Repository of recipes for the JSALT2019 workshop on "Speaker Detection in Adverse Scenarios with a Single Microphone"
- To clone the repo execute
git clone --recursive https://github.com/jsalt2019-diadet/jsalt2019-diadet.git
-
The recursive option downloads some dependencies:
- hyperion: python code for spk detection back-end
-
If you want to update the sumodules to the last commit, run
cd jsalt2019-diadet
git submodule sync
git submodule update --init --recursive --remote
- Dependencies are downloaded in
jsalt2019-diadet/tools
-
The recipes also depend on Anaconda3.5, Kaldi, cuDNN, etc.
-
Recommended: use some preinstalled versions of the dependencies in the grid to avoid each person having its own.
- To create links to preinstalled kaldi, anaconda and cudnn, run:
cd jsalt2019-diadet/ ./make_clsp_links.sh
- The anaconda that you will link with this has several environments:
- base: numpy, h5py, pandas, etc.
- tensorflow1.8g_cpu: tensorflow 1.8 for cpu
- tensorflow1.8g_gpu: tensorflow 1.8 for gpu
- pytorch1.0_cuda9.0: pytorch 1.0 with cuda 9.0
- pyannote: python3.6 with pyannote-metrics installed.
-
Anaconda3.5:
- Make a link to your anaconda installation in the tools directory:
cd jsalt2019-diadet/tools/anaconda ln -s <your-anaconda-3.5> anaconda3.5
- or follow instructions in jsalt2019-diadet/tools/anaconda/full_install.sh to install anaconda from scratch
-
Kaldi speech recognition toolkit
- Make link to an existing kaldi installation
cd jsalt2019-diadet/tools/kaldi ln -s <your-kaldi> kaldi
- or follow instructions in jsalt2019-diadet/tools/anaconda/install_kaldi.sh to install kaldi from scratch
-
CuDNN: tensorflow and pytorch will need some version of cudnn
- Make a link to some existing cudnn version that matches the requirements of your tf or pytorch, e.g.:
cd jsalt2019-diadet/tools/cudnn #cudnn v7.4 for cuda 9.0 needed by pytorch 1.0 ln -s /home/janto/usr/local/cudnn-9.0-v7.4 cudnn-9.0-v7.4
- The directory structure of the repo looks like this:
./jsalt2019-diadet
./jsalt2019-diadet/tools
./jsalt2019-diadet/tools/anaconda
./jsalt2019-diadet/tools/anaconda/anaconda3
./jsalt2019-diadet/tools/cudnn
./jsalt2019-diadet/tools/cudnn/cudnn-9.0-v7.4
./jsalt2019-diadet/tools/kaldi
./jsalt2019-diadet/tools/kaldi/kaldi
./jsalt2019-diadet/tools/hyperion
./jsalt2019-diadet/tools/hyperion/hyperion
./jsalt2019-diadet/tools/speech_denoising_tools
./jsalt2019-diadet/egs
./jsalt2019-diadet/egs/jsalt2019-diadet
./jsalt2019-diadet/egs/jsalt2019-diadet/v1
./jsalt2019-diadet/src
- Directories:
- tools: contains external repos and tools like kaldi, python, pyannotate, hyperion, cudnn, etc.

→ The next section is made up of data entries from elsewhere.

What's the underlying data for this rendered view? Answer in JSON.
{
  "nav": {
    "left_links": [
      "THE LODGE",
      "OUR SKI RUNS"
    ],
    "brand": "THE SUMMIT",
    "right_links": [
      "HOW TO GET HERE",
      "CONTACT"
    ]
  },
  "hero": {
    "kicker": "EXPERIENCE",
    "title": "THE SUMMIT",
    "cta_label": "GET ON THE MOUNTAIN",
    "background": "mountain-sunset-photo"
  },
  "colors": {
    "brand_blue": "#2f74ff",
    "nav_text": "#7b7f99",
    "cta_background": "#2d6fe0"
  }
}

- src: it can be used to place code that we create specifically for this repo.
- src/kaldi_augmentation: some scripts to perform data augmentation using the wav-reverberate kaldi tool
- egs: contains the recipes
- egs/jsalt2019-diadet: recipe for speaker diarization/detection/tracking for all datasets that we use in the workshop.
- v1: Version 1 is based on kaldi x-vectors
- egs/sitw_noisy: recipe for SITW with added noise and reverberation in the dev/eval test. Used to measure performance of enhancement methods at different noise types, noise levels, RT60 reveration times.
- v1: Based on kaldi x-vectors.
- egs/jsalt2019-diadet: recipe for speaker diarization/detection/tracking for all datasets that we use in the workshop.